Marijuana Legalization 2016: Medical Pot Reduces Opioid Use, Cuts Medicare Costs In Pro-Weed States
Medical marijuana has been known to help treat chronic pain and nausea but a new study suggests that pot also decreases the use of opiates and prescription painkillers.
If every state in the U.S. were to legalize the substance, Americans would save millions of dollars a year through the federal Medicare program, a review of spending in states that have approved the drug for medical purposes suggests. The total savings come out to $468 million a year, a jump from the $165 million saved in 2013 on prescription drugs in Washington D.C. and the 17 states where pot is legal.

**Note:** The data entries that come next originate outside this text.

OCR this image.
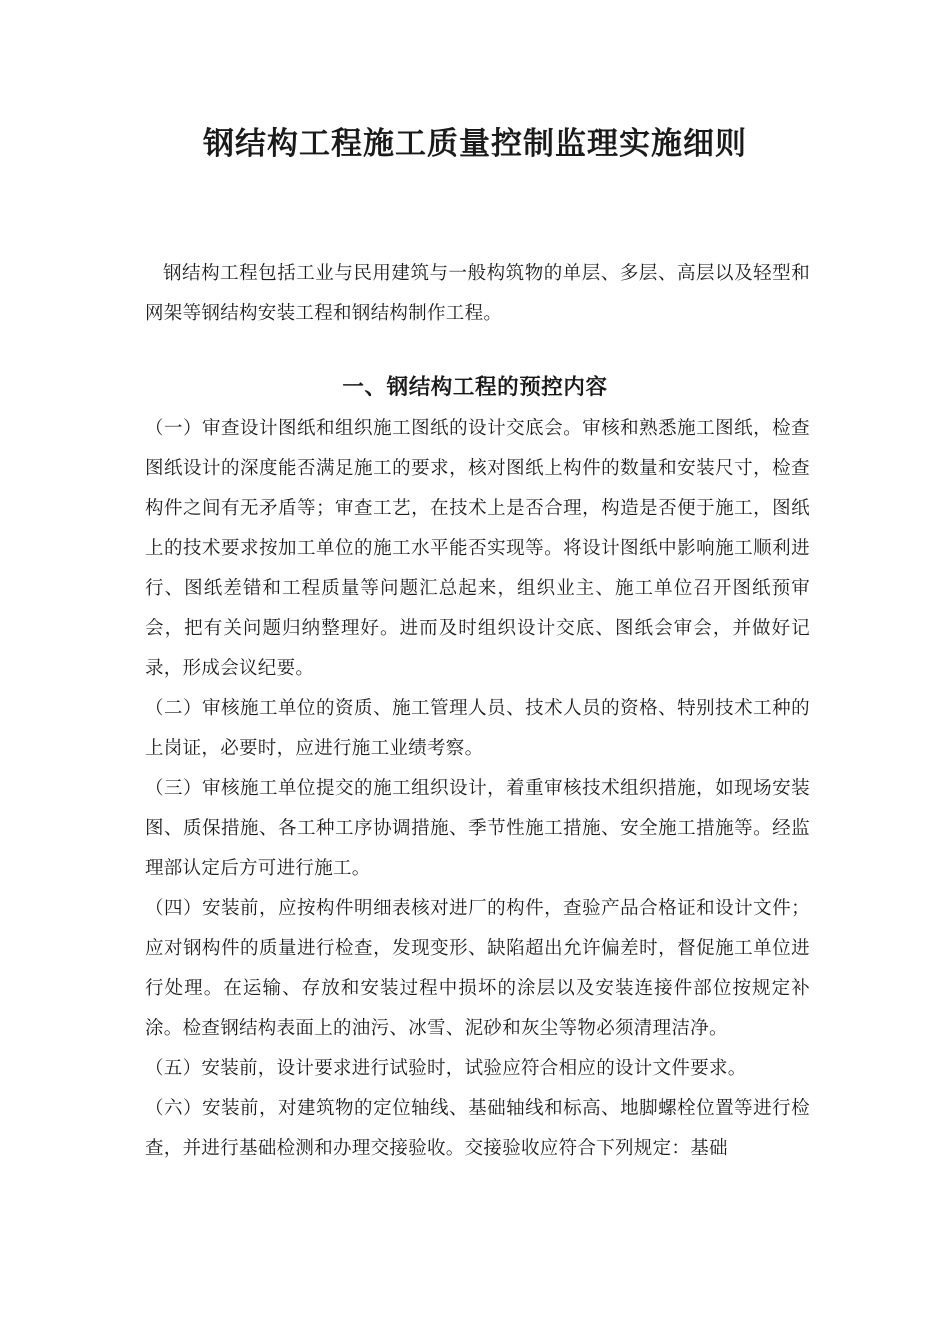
钢结构工程施工质量控制监理实施细则
钢结构工程包括工业与民用建筑与一般构筑物的单层、多层、高层以及轻型和网架等钢结构安装工程和钢结构制作工程。
一、钢结构工程的预控内容

（一）审查设计图纸和组织施工图纸的设计交底会。审核和熟悉施工图纸，检查图纸设计的深度能否满足施工的要求，核对图纸上构件的数量和安装尺寸，检查构件之间有无矛盾等；审查工艺，在技术上是否合理，构造是否便于施工，图纸上的技术要求按加工单位的施工水平能否实现等。将设计图纸中影响施工顺利进行、图纸差错和工程质量等问题汇总起来，组织业主、施工单位召开图纸预审会，把有关问题归纳整理好。进而及时组织设计交底、图纸会审会，并做好记录，形成会议纪要。

（二）审核施工单位的资质、施工管理人员、技术人员的资格、特别技术工种的上岗证，必要时，应进行施工业绩考察。

（三）审核施工单位提交的施工组织设计，着重审核技术组织措施，如现场安装图、质保措施、各工种工序协调措施、季节性施工措施、安全施工措施等。经监理部认定后方可进行施工。

（四）安装前，应按构件明细表核对进厂的构件，查验产品合格证和设计文件；应对钢构件的质量进行检查，发现变形、缺陷超出允许偏差时，督促施工单位进行处理。在运输、存放和安装过程中损坏的涂层以及安装连接件部位按规定补涂。检查钢结构表面上的油污、冰雪、泥砂和灰尘等物必须清理洁净。

（五）安装前，设计要求进行试验时，试验应符合相应的设计文件要求。

（六）安装前，对建筑物的定位轴线、基础轴线和标高、地脚螺栓位置等进行检查，并进行基础检测和办理交接验收。交接验收应符合下列规定：基础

“When states turned on medical marijuana laws , we did see a rather substantial turn away from FDA-approved medicine,” W. David Bradford, a researcher from the University of Georgia and one of the authors of the report, said.
To come up with those figures, researchers looked at Medicare data from 2010 to 2013. They considered the use of drugs used to treat nine ailments, including pain, depression and nausea, all of which can be treated with weed. Of the nine, only one condition — glaucoma — did not see a decrease in prescriptions when medical marijuana was available for treatment.
“The results," Bradford said, "suggest people are really using marijuana as medicine and not just using it for recreational purposes.”
Marijuana has grown into a giant industry in the states that have so far legalized the substance for recreational use and it has continued to grow. This April, the weed industry in states like Colorado and Washington posted record sales, with retail sales spiking more than 50 percent compared to the year before in Colorado and an almost 100 percent spike year over year in Washington State. Both legalized marijuana roughly four years ago.
As many as eight states could soon legalize recreational marijuana, joining the four state and the District of Columbia, where weed is already available to the general public.